When we were 26/27 we were able to do a trip of one year (including buying an old Landcruiser and stuff) after my girlfriend finished her study, and I had been working for two years as a software engineer with a normal starting salary. My girlfriend was also working next to hear study saving money, and we had a cheap rental apartment.
Friends who didn't understand how we could pull this off were also saying that we became boring for not going out with them in the weekends (for the period up to the trip). I guess they didn't always get it.
After that, we have been working again like everybody else. Now we are going to do our new trip. Half a year, so manageable in terms of saving.

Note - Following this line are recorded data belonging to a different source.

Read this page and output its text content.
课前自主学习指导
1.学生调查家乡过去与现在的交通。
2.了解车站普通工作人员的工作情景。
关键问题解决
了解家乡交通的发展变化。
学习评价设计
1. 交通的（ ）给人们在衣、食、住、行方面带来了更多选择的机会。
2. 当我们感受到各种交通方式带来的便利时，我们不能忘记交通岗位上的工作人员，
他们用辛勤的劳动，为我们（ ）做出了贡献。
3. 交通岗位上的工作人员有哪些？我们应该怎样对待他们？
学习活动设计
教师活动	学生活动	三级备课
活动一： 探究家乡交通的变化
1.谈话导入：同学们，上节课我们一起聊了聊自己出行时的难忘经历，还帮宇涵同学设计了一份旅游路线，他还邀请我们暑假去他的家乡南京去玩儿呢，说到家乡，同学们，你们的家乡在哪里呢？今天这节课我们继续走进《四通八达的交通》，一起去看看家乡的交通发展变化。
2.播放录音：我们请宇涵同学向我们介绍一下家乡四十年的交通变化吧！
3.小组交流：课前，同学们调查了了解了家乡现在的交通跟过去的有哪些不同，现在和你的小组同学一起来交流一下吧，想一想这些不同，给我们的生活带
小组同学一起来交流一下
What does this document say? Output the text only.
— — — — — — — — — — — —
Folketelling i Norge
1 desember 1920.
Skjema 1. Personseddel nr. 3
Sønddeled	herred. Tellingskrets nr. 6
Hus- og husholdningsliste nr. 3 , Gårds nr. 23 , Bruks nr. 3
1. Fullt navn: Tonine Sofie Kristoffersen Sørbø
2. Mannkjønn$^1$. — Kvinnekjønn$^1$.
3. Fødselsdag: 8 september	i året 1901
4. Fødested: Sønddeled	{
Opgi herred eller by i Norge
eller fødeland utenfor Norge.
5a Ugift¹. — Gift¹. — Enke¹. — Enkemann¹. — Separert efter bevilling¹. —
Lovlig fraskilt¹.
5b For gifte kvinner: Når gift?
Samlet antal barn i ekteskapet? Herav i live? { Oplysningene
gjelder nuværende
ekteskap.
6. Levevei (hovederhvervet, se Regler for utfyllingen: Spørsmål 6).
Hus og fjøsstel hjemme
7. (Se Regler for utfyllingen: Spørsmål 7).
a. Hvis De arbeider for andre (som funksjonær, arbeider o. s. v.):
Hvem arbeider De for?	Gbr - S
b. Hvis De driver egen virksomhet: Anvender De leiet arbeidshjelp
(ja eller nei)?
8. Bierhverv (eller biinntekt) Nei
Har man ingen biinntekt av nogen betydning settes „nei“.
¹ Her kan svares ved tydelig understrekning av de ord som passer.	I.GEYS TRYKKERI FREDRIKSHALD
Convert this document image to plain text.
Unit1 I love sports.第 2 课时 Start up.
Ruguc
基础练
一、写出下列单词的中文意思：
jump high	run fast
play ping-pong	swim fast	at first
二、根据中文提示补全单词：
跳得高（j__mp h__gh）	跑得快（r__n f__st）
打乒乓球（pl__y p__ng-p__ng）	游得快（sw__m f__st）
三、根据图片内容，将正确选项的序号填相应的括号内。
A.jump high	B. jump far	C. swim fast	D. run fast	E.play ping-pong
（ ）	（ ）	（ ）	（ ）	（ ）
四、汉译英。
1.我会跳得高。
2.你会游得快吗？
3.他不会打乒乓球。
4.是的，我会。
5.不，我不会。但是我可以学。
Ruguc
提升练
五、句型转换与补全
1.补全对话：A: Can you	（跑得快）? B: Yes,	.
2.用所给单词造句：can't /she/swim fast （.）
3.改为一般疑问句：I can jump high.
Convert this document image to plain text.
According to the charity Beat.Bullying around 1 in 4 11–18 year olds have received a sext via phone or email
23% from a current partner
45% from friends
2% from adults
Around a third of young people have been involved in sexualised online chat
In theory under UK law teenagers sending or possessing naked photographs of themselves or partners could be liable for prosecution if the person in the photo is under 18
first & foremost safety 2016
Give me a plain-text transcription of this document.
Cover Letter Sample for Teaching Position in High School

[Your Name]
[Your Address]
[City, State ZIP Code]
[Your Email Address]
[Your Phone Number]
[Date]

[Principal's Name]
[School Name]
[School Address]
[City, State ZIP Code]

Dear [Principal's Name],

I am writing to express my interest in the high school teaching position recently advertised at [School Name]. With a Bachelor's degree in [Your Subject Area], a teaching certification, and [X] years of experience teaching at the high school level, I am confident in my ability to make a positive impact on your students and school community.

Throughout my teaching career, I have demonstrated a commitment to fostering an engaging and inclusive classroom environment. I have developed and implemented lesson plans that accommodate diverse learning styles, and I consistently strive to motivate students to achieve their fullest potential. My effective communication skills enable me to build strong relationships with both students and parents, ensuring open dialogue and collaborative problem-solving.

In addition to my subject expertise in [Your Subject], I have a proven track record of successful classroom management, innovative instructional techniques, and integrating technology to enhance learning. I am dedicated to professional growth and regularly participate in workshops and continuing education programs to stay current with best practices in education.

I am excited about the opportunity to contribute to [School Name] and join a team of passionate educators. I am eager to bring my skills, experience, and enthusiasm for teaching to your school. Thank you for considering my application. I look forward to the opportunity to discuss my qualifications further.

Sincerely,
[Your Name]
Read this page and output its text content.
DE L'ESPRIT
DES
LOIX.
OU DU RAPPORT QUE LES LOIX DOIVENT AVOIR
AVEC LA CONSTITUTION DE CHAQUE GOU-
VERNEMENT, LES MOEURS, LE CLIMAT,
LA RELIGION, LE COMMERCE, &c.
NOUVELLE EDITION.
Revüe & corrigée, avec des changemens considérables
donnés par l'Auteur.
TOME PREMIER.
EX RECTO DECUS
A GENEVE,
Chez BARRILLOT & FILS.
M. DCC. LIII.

But we have also come into a position where we can rent out our house with some profit. For the times that we are travelling cheap (only costs being diesel and food) it is already sufficient to keep on travelling.
In the end, this is what you want. A steady income to fulfill your needs (whether at home not working, or travelling)
But when it comes to travelling, it is impossible to determine a generic level of costs. Having long visas or visa-free travelling, travelling slow in areas where food is cheap, fuel is reasonable and you camp everywhere for free, you can keep travelling for ages with little savings.
But yeah, you can also travel in a different style. Much more hotels, visiting national parks (for example in Africa it is expensive), a lot of shipping, or just travelling fast (more fuel and visa cost)
I see people with a huge 4x4 truck with quad and bikes, shipping that huge thing everywhere, visiting several areas twice. Good for them, I think they have an awesome time. But I won't be surprised if that costs like $50k or even 80k per year?
Then you have young people living in a simple van, who barely go out for dinner even though it is cheap. So many different styles of travelling.
Having a pushbike and a tent and a small stove is probably the cheapest way of travelling.